As far as I tested, I didn't notice the 'P' failing with the same error.
That's why I didn't touch anything there.
>
> Even if i would get OKs for the following patch right now,
As far as I tested it, it seems that your patch effectively solves the
second issue.
> i would
> prefer waiting until after release. We have clearly lived with this
> bug fur years, so it is not release-critical, and the risk of breaking
> the shell so close to release does not feel acceptable.
>
> As a final remark, this patch illustrates what i said a few days ago.
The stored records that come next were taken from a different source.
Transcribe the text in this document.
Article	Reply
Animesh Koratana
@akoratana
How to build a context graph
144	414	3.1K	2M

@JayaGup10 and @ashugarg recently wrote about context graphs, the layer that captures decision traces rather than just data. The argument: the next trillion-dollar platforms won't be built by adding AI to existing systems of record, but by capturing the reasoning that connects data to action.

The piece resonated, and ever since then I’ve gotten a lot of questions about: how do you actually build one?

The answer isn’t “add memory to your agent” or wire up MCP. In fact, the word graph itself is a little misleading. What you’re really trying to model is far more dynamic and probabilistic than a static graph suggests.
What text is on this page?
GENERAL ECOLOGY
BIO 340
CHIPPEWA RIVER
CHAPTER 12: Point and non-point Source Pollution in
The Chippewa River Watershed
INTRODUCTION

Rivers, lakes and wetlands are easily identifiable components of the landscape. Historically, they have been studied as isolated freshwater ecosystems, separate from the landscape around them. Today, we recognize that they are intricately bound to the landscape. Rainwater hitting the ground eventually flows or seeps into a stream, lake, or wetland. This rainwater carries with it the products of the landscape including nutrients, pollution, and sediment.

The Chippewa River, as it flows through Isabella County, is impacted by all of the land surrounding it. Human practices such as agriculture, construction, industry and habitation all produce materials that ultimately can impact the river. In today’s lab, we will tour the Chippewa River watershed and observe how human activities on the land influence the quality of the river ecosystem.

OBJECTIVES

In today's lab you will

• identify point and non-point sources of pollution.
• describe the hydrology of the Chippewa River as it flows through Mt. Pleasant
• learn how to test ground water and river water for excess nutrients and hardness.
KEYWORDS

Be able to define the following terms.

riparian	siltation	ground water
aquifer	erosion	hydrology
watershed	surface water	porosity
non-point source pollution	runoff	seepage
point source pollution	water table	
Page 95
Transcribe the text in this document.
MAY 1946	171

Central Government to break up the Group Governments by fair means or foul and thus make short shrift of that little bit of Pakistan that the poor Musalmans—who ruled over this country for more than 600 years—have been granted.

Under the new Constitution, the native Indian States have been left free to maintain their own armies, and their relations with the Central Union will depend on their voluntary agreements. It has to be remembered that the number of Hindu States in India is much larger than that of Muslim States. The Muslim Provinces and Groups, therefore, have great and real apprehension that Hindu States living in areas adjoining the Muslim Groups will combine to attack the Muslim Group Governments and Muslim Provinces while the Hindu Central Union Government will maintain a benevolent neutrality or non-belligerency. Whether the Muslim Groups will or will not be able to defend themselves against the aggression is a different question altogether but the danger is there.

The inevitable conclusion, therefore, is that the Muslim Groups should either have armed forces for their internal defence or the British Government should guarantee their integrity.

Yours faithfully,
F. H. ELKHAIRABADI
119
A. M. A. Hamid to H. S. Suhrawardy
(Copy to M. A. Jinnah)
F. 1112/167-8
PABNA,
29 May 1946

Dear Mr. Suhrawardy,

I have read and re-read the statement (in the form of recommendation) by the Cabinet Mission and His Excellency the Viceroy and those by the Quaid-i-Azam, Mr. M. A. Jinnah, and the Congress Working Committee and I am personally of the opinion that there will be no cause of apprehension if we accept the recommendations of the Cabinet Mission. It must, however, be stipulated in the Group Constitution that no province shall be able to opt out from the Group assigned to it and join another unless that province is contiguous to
> The places in the code affected by these kinds of issues are not
> easy to find. There may be no more conspicious indications in the
> code than an innocuous-looking ++ or -- operator.
>
> Yours,
> Ingo
Thank you, Ingo! I'm glad to have your feedback again. I thought you'd
gotten tired of me. :-)
[2] I don't know if you remember, but a discussion I had with you
privately *many* years ago where you expressed this approach was
what encourage me to post my mail(1) patches in tech@ years later.
That's why your first reaction back then seemed contradictory to me.
Final diff solving both issues:
Index: vi.c
===================================================================
RCS file: /cvs/src/bin/ksh/vi.c,v
diff -u -p -r1.60 vi.c
--- vi.c 12 Mar 2021 02:10:25 -0000 1.60
+++ vi.c 12 Apr 2025 08:10:28 -0000
@@ -834,12 +834,16 @@ vi_cmd(int argcnt, const char *cmd)
case 'p':
modified = 1; hnum = hlast;
- if (es->linelen != 0)
- es->cursor++;
+ /* Insert after the current character. */
+ while (es->cursor < es->linelen)
+ if (!isu8cont(es->cbuf[++es->cursor]))
+ break;
while (putbuf(ybuf, yanklen, 0) == 0 && --argcnt > 0)
;
- if (es->cursor != 0)
- es->cursor--;
+ /* Back up to the last character inserted. */
+ while (es->cursor != 0)
+ if (!isu8cont(es->cbuf[--es->cursor]))
+ break;
if (argcnt != 0)
return -1;
break;
@@ -1194,9 +1198,11 @@ domove(int argcnt, const char *cmd, int
if (!sub && es->cursor + 1 >= es->linelen)
return -1;
ncursor = (*cmd == 'e' ? endword : Endword)(argcnt);
- if (!sub)
- while (isu8cont((unsigned char)es->cbuf[--ncursor]))
+ if (!sub) {
+ while (isu8cont((unsigned char)es->cbuf[ncursor]))
continue;
+ --ncursor;
+ }
break;
case 'f':
--
Walter